Despite the changing jobs market caused as a result of the pandemic, a number of well-known brands have started during financial recessions. Businesses such as food delivery services and online sales services are thriving in the current climate and start-up loans are available to the next generation of businesspeople.

Universities are working with local businesses to stimulate growth in local economies and helping create jobs, through the creation of University Enterprise Zones (UEZ’s). Each of the projects has their own focus, ranging from aerospace and smart energy to the development of Artificial Intelligence.

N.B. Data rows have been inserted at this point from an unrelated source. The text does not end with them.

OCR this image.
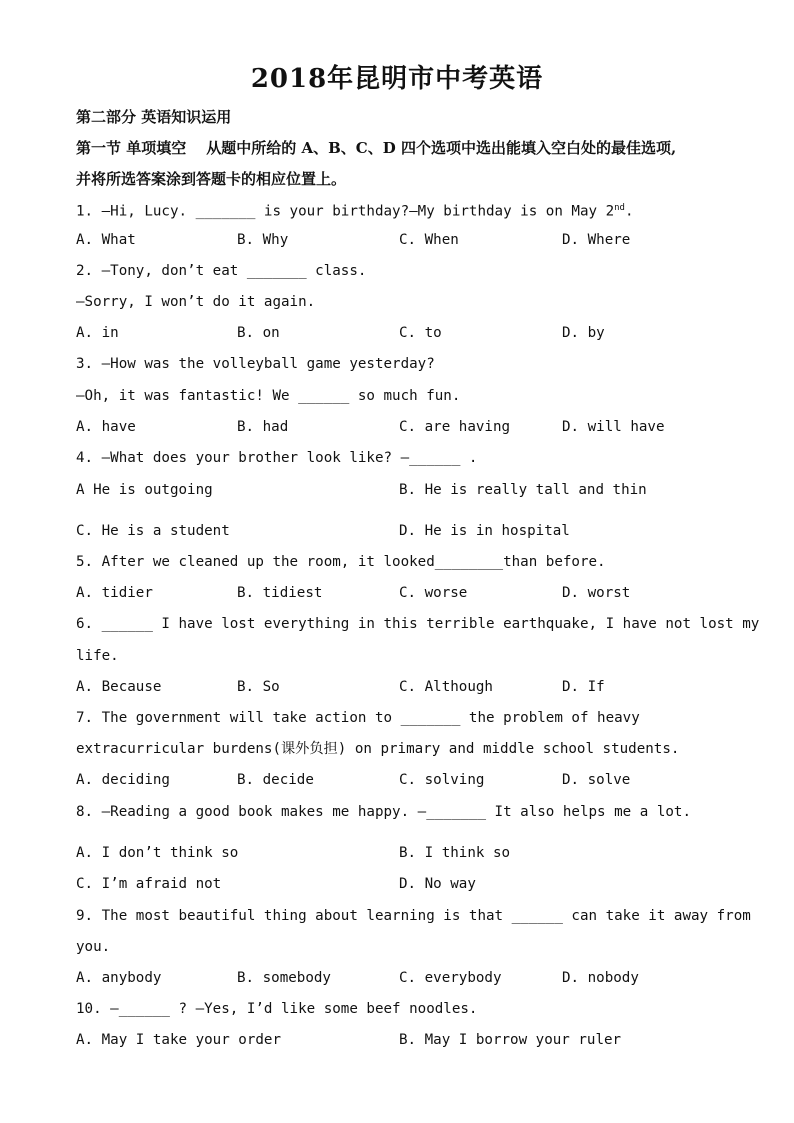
2018年昆明市中考英语
第二部分 英语知识运用
第一节 单项填空 从题中所给的 A、B、C、D 四个选项中选出能填入空白处的最佳选项,
并将所选答案涂到答题卡的相应位置上。
1. —Hi, Lucy. _______ is your birthday?—My birthday is on May 2nd.
A. What	B. Why	C. When	D. Where
2. —Tony, don’t eat _______ class.
—Sorry, I won’t do it again.
A. in	B. on	C. to	D. by
3. —How was the volleyball game yesterday?
—Oh, it was fantastic! We ______ so much fun.
A. have	B. had	C. are having	D. will have
4. —What does your brother look like? —______ .
A He is outgoing	B. He is really tall and thin
C. He is a student	D. He is in hospital
5. After we cleaned up the room, it looked________than before.
A. tidier	B. tidiest	C. worse	D. worst
6. ______ I have lost everything in this terrible earthquake, I have not lost my
life.
A. Because	B. So	C. Although	D. If
7. The government will take action to _______ the problem of heavy
extracurricular burdens(课外负担) on primary and middle school students.
A. deciding	B. decide	C. solving	D. solve
8. —Reading a good book makes me happy. —_______ It also helps me a lot.
A. I don’t think so	B. I think so
C. I’m afraid not	D. No way
9. The most beautiful thing about learning is that ______ can take it away from
you.
A. anybody	B. somebody	C. everybody	D. nobody
10. —______ ? —Yes, I’d like some beef noodles.
A. May I take your order	B. May I borrow your ruler
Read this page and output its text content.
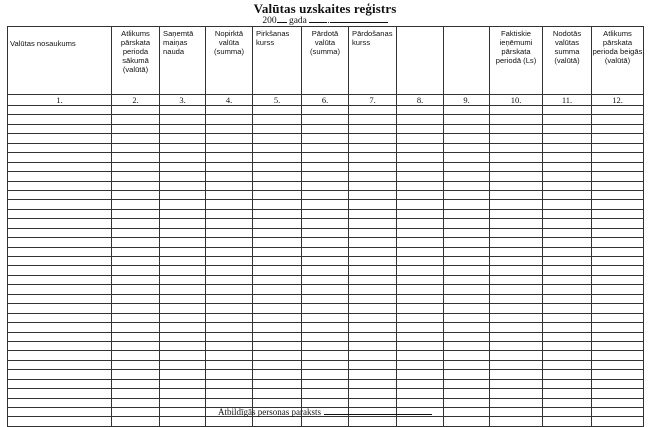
Valūtas uzskaites reģistrs
200 gada .
Valūtas nosaukums	Atlikums pārskata perioda sākumā (valūtā)	Saņemtā maiņas nauda	Nopirktā valūta (summa)	Pirkšanas kurss	Pārdotā valūta (summa)	Pārdošanas kurss			Faktiskie ieņēmumi pārskata periodā (Ls)	Nodotās valūtas summa (valūtā)	Atlikums pārskata perioda beigās (valūtā)
1.	2.	3.	4.	5.	6.	7.	8.	9.	10.	11.	12.

Atbildīgās personas paraksts
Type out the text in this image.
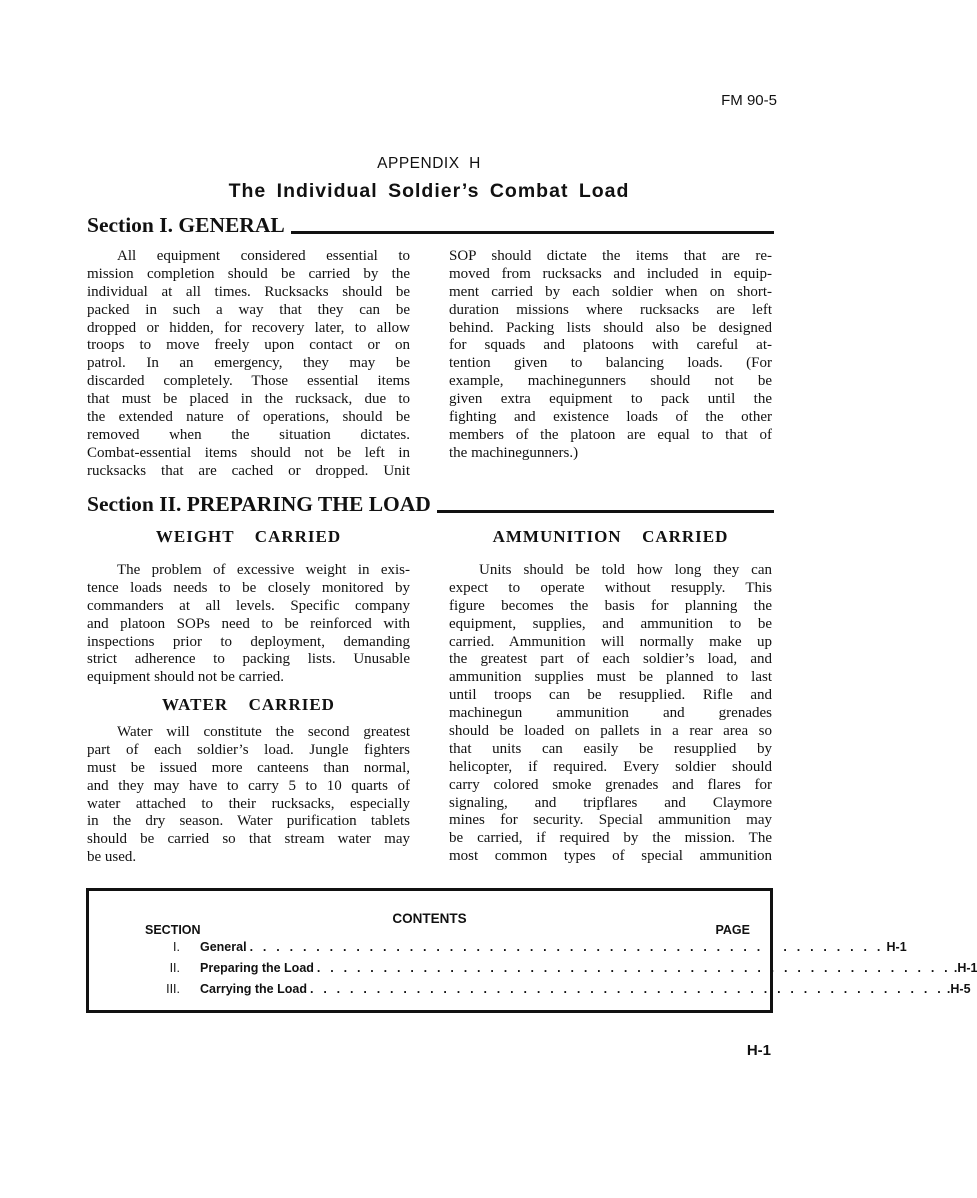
FM 90-5
APPENDIX  H
The Individual Soldier’s Combat Load
Section I. GENERAL
All equipment considered essential to
mission completion should be carried by the
individual at all times. Rucksacks should be
packed in such a way that they can be
dropped or hidden, for recovery later, to allow
troops to move freely upon contact or on
patrol. In an emergency, they may be
discarded completely. Those essential items
that must be placed in the rucksack, due to
the extended nature of operations, should be
removed when the situation dictates.
Combat-essential items should not be left in
rucksacks that are cached or dropped. Unit
SOP should dictate the items that are re-
moved from rucksacks and included in equip-
ment carried by each soldier when on short-
duration missions where rucksacks are left
behind. Packing lists should also be designed
for squads and platoons with careful at-
tention given to balancing loads. (For
example, machinegunners should not be
given extra equipment to pack until the
fighting and existence loads of the other
members of the platoon are equal to that of
the machinegunners.)
Section II. PREPARING THE LOAD
WEIGHT  CARRIED
The problem of excessive weight in exis-
tence loads needs to be closely monitored by
commanders at all levels. Specific company
and platoon SOPs need to be reinforced with
inspections prior to deployment, demanding
strict adherence to packing lists. Unusable
equipment should not be carried.
WATER  CARRIED
Water will constitute the second greatest
part of each soldier’s load. Jungle fighters
must be issued more canteens than normal,
and they may have to carry 5 to 10 quarts of
water attached to their rucksacks, especially
in the dry season. Water purification tablets
should be carried so that stream water may
be used.
AMMUNITION  CARRIED
Units should be told how long they can
expect to operate without resupply. This
figure becomes the basis for planning the
equipment, supplies, and ammunition to be
carried. Ammunition will normally make up
the greatest part of each soldier’s load, and
ammunition supplies must be planned to last
until troops can be resupplied. Rifle and
machinegun ammunition and grenades
should be loaded on pallets in a rear area so
that units can easily be resupplied by
helicopter, if required. Every soldier should
carry colored smoke grenades and flares for
signaling, and tripflares and Claymore
mines for security. Special ammunition may
be carried, if required by the mission. The
most common types of special ammunition
CONTENTS
SECTION	PAGE
I. General . . . . . . . . . . . . . . . . . . . . . . . . . . . . . . . . . . . . . . . . . . . . . . . . H-1
II. Preparing the Load . . . . . . . . . . . . . . . . . . . . . . . . . . . . . . . . . . . . . . . . . . . . . . . . .H-1
III. Carrying the Load . . . . . . . . . . . . . . . . . . . . . . . . . . . . . . . . . . . . . . . . . . . . . . . . .H-5
H-1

Nic Flatt, Managing Director of Fat Panda and graduate of the University of Huddersfield, said: “As a working class kid from Milton Keynes, I had no big dreams of running my own business before university but it was there that I met people who not only shaped my career but every aspect of my life. The University of Huddersfield’s Enterprise team provided me with the knowledge, advice and financial support that gave me the freedom to turn my crazy idea into an established agency. 

“I cannot stress how instrumental my uni experience was in helping me realise that an ‘unconventional’ career was perhaps more within reach that I thought. Universities are microcosms of creative talent and opportunity and they spark a curiosity and thirst for knowledge that never leaves you, whether you end up working for yourself or for someone else.” 

Alistair Jarvis, Chief Executive at Universities UK, said: “Some of the most exciting and innovative businesses in the country have been created by UK university graduates, using the knowledge, skills and contacts that they have developed during their studies and often with the support and encouragement of their university. 

“While many graduates go on to join existing businesses, the fact that on average 12 businesses are born every single day at British universities is a testament to the drive and creativity of students and evidence that you do not have to wait to complete your studies to kickstart your career. Our communities and our economy need these entrepreneurs now more than ever as we recover from the effects of the pandemic. 

“In a difficult job market, universities are committed to supporting students to help them become the next generation of entrepreneurs, working with local businesses to raise aspirations and to help support communities.”